I'd forgotten that one. Plants of yesteryear, good idea. 

I think I have a thing for the Artemisia family now thanks to Southernwood / Lad's Love, now I am growing Artemisia scoparia. It seems a large family but the old Southerwood is the best...

I have this and love it. I got mine many years ago by pinching a cutting from a front garden in Arnside, on a day out with MiL  It was encroaching on the footpath, honest

I currently  have two cuttings from the original, one planted by some steps and the other sitting in a pot till I find another good place for it. I like to brush it with my hand as I go past. It makes a good foil for other brighter plants and can be kept pruned so it doesn't get unwieldy.

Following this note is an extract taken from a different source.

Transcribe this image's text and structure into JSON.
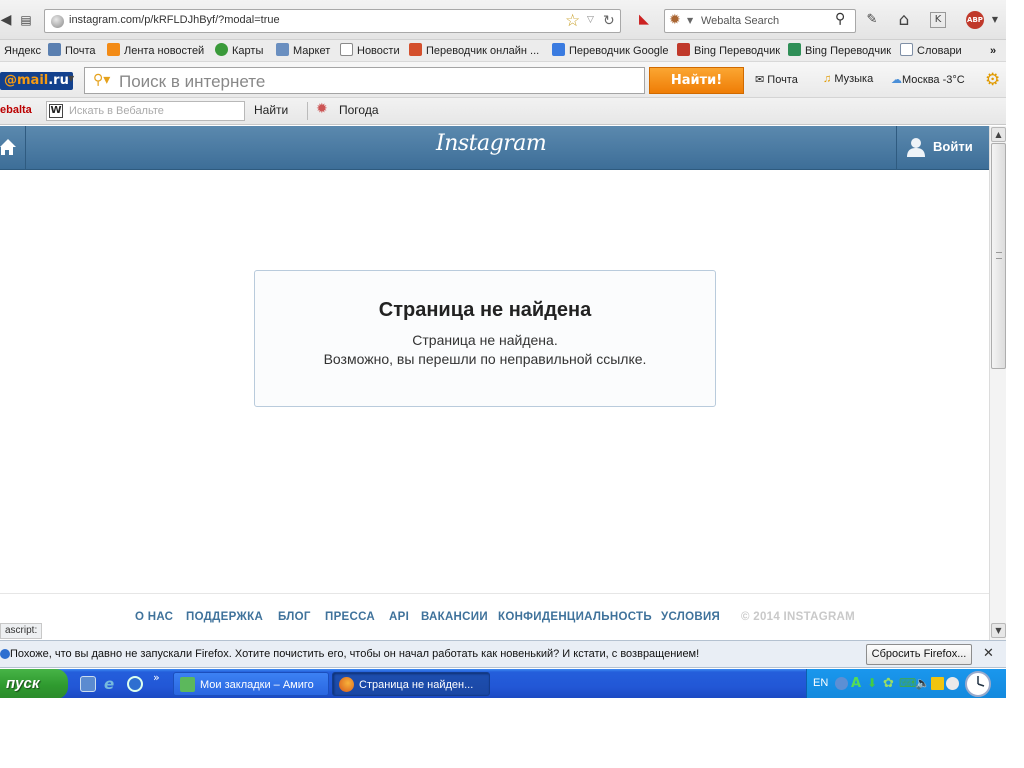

As for plants of yesteryear, one I remember from my childhood garden was pyrethrum. I loved the bright red daisy flowers and it reappeared every summer without fail. I have tried a couple of times to establish it here, but without success. Maybe we were lucky, but I cannot recall ever seeing it used anywhere else, and it isn't regularly on sale in the average GC.

Garden pinks are still around, but they seem to have become rather a 'niche' plant for alpine specialists or collectors, rather than the usual edging for a garden border like old Mrs Simkins. Another one with a wonderful perfume

"Pinching a cutting from a front garden" Buttercup?   As someone who has suffered from pinched losses I can only urge people to ask for cuttings.